Car commercials are getting a lot more aggressive lately. Used to be the worst was that Mistubishi ad with the creepy woman in the beret pop-locking in somebody’s passenger seat like she was having an event. Now it’s hard to watch commercial TV for too long without feeling like you’ve been assaulted.

VW has been all up in everybody’s business, either trying to charm you into buying a Rabbit, scare you into buying a Jetta, or shame you into buying a Passat. The ads for the Rabbit, like the car, would be completely unremarkable and forgettable except for that damn song which grabs on like one of those Wrath of Khan worms. VOOOOOOOOOLLLLLLKSWAAAAAAGEN!

Then those Jetta ads, which don’t seem to be working as hard to sell you cars as they are to freak your shit out. People driving along having some dull conversation so you think it’s an ad for wine coolers or something then BAM! they get T-boned. The ads always end with two people saying “Holy Shit!” — the one in the ad, and me.

Then of course there’s the Passat ads, about “Low Ego Emissions.” I’ve gotta admit I kind of like the concept behind those. And you’ve got to like any series of ads that has a Nemesis. Not long after the Passat ads started, Hummer launched these:

This one also got a “Holy Shit!” out of me. The version posted there on YouTube is the one that’s running now, the one after somebody must have complained. The version I saw ended not with “Restore the Balance” but the real message of the campaign: “Restore Your Manhood.” The other ad in the series is a woman who gets pissed off when a rude woman cuts in front of her son on the playground, and her only recourse is to go out and buy a gas-guzzling Hummer. (She doesn’t even head back to drive the Hummer over the woman’s child, which would’ve at least made some sense).

Before I get lumped in with the “ecofeminist” who posted the YouTube video, and the other tofu defenders complaining about the ad, let me make one thing clear: it’s not the whole “you got to stop being such a damn pussy and start eating steak and drivin’ a big-ass truck and GIT-R-DONE!” that bugs me.

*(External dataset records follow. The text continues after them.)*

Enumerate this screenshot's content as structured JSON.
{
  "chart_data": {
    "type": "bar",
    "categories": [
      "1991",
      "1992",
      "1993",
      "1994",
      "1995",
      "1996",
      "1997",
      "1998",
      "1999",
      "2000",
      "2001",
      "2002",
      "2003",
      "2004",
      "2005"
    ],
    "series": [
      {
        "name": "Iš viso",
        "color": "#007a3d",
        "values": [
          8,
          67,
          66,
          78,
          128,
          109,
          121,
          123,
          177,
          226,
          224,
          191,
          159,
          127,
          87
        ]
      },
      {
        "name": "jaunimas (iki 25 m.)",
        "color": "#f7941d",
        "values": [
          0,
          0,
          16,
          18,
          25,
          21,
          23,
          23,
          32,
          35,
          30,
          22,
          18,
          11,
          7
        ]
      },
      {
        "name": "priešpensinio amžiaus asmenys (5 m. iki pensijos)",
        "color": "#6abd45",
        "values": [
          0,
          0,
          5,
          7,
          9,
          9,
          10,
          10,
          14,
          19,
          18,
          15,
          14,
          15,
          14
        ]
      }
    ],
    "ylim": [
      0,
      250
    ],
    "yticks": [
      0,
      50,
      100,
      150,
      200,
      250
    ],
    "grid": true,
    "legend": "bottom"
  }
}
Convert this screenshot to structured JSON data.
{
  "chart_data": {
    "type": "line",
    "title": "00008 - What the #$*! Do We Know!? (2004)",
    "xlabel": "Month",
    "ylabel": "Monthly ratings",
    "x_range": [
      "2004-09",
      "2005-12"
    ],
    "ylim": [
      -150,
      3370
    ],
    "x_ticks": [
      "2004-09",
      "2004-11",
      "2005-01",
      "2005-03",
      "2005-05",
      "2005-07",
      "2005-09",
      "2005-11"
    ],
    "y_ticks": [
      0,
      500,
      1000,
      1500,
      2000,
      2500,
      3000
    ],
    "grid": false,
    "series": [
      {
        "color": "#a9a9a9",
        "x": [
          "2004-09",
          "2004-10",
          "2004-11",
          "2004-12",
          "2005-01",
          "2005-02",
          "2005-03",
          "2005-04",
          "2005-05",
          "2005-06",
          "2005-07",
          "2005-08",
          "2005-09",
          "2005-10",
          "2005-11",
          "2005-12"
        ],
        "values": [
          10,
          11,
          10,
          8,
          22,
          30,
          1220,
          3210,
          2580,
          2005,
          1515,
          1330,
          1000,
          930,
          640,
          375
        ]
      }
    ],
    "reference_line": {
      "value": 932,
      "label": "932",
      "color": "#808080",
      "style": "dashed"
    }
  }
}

I mean, it’s stupid as hell, but nothing to get all upset on the internets about. Advertisers have been pulling this kind of nonsense for years, trying to grab guys by the short hairs and point and laugh at their flaccidity until they spend money on their whatever. There were a few months at EA where every morning on my way into work I had to walk under a ginormous screen showing an ad mocking guys for being impotent pussies until they bought a copy of Madden or Fight Night or whatever.

But that’s marketing; that’s what they do. There’s some parable that keeps getting trotted out about a scorpion giving a ride to a field mouse or a racoon or something. I forget the details, but it ends with the scorpion killing its passenger and when the passenger asks why he just says “I’m a scorpion” and the moral is that it’s pointless to get angry at a person for being true to his nature. Same goes for ad people: humilating you or flattering you into buying something is their purpose in life. There’s no point in getting all indignant about it.

And that’s why the Hummer ads have me baffled. Being honest is antithetical to what these people do — and if we are going to start seeing truth in advertising from anyone, it’s going to be Hummer?

But with these ads, they’re calling out their core market exactly for what they are — impotent turds with more financial worth than self-worth. They’re coming right out and saying, “You are so hopelessly insecure that even the most mundane of life’s setbacks send you reeling into an impotent rage for which the only solution is to immediately buy a ridiculously oversized, impractical, environment-destroying vehicle that should never have been released to the mass market.” In other words, the exact same message as this parody ad, but for reals.

If other advertisers decide to follow Hummer’s lead and start telling it like it is, I just have one urgent request: please, please, please, stay true to advertising convention and keep urine and menstrual fluid a bright royal blue.